Police in Herndon released statistics this week showing that since June, the 287(g) training from Immigration and Custom Enforcement has allowed them to identify and jail 29 illegal aliens.
 
In addition, Virginia lawmakers next month are expected to begin deliberating more than a dozen additional reforms forwarded to them by the State Crime Commission, including a presumption against bail for criminal illegal aliens and a plan to enter into local-state-federal agreements to build jail space for illegal aliens awaiting deportation.
 
The Times reported yesterday that seven local grass-roots organizations have united to lobby state officials for tougher enforcement of immigration laws.
 
The umbrella group, called Save the Old Dominion, likely will establish a political action committee and file for tax-exempt 501(c)(4) status that will allow them to accept donations, which they could use to lobby Virginia lawmakers.
 
For Mr.
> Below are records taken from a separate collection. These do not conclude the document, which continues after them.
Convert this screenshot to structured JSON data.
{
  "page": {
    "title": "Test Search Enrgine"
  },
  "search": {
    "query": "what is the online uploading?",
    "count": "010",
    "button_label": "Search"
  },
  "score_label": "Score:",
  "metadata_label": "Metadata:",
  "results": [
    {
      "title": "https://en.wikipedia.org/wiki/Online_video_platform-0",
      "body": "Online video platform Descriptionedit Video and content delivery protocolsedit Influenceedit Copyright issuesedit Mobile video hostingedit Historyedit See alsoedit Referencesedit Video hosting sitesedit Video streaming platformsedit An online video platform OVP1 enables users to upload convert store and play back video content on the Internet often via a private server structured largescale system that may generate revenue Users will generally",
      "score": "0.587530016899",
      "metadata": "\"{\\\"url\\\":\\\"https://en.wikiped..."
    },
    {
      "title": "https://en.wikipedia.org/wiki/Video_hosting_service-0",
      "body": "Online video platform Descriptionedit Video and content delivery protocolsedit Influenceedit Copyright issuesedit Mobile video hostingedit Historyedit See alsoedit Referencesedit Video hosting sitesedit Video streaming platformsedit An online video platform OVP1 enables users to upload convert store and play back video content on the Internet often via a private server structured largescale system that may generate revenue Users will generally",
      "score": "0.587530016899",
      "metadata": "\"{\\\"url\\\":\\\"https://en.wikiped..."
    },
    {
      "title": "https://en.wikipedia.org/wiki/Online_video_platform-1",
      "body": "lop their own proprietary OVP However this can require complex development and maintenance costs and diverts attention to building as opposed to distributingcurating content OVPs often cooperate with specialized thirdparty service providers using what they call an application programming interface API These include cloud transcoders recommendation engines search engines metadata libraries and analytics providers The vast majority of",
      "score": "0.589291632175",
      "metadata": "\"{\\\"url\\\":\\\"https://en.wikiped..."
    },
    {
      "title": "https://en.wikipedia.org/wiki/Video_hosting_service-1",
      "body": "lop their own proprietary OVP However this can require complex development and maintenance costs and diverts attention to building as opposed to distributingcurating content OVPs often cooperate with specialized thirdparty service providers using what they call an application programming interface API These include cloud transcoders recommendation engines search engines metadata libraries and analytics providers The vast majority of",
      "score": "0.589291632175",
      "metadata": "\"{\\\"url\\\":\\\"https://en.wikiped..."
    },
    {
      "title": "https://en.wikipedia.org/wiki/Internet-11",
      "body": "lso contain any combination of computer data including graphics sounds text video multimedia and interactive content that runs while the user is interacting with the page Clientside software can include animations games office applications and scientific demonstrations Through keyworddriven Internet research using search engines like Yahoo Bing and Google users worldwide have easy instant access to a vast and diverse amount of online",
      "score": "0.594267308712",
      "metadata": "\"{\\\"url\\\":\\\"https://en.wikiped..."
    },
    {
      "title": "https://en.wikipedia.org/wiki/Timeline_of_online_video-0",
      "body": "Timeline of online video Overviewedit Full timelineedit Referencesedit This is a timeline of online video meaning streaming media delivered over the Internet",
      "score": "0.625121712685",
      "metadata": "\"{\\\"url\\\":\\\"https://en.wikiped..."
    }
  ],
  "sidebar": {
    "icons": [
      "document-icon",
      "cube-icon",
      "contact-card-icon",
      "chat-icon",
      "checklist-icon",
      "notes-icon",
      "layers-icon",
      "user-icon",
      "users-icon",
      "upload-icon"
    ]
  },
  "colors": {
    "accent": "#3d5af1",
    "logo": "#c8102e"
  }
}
Webb, who handed Democrats control of the Senate last year after he defeated Republican Sen. George Allen, any solution to the illegal alien issue must fit into the notion of economic fairness for the American worker that he has preached since the early stages of his campaign.
 
A former Reagan administration Navy secretary and best-selling novelist, Mr. Webb won kudos from people on both sides of the debate when he joined a small group of freshman senators in opposing his party leadership's support of President Bush's push for an immigration-reform bill. The bill failed after many equated it to "amnesty" and an "award for illegal behavior."
 
"One of the reasons that the average working person in this country got so enraged with this immigration bill is it violated the basic notions of fairness," he said. "You cannot simply say that every single person who was here as of December 31 of last year should be legalized. That violates every single person's notion of what is fair.
 
"It was just a terrible bill," he added. "It deserved to go down."
 
In response, he pushed, unsuccessfully, to amend the plan to give illegal aliens a path to citizenship as long as they had been in the country for at least four years and met certain criteria such as having a solid job record and a certain level of education.

"Here is the problem. There's two different strains here," he said. "One side is not going to be emotionally satisfied unless everyone here is legalized and the other side is not going to be emotionally satisfied unless every single illegal is gone. Between these two emotional extremes is the question of whether you really want a practical solution or not. That's where I was trying to go during the debate."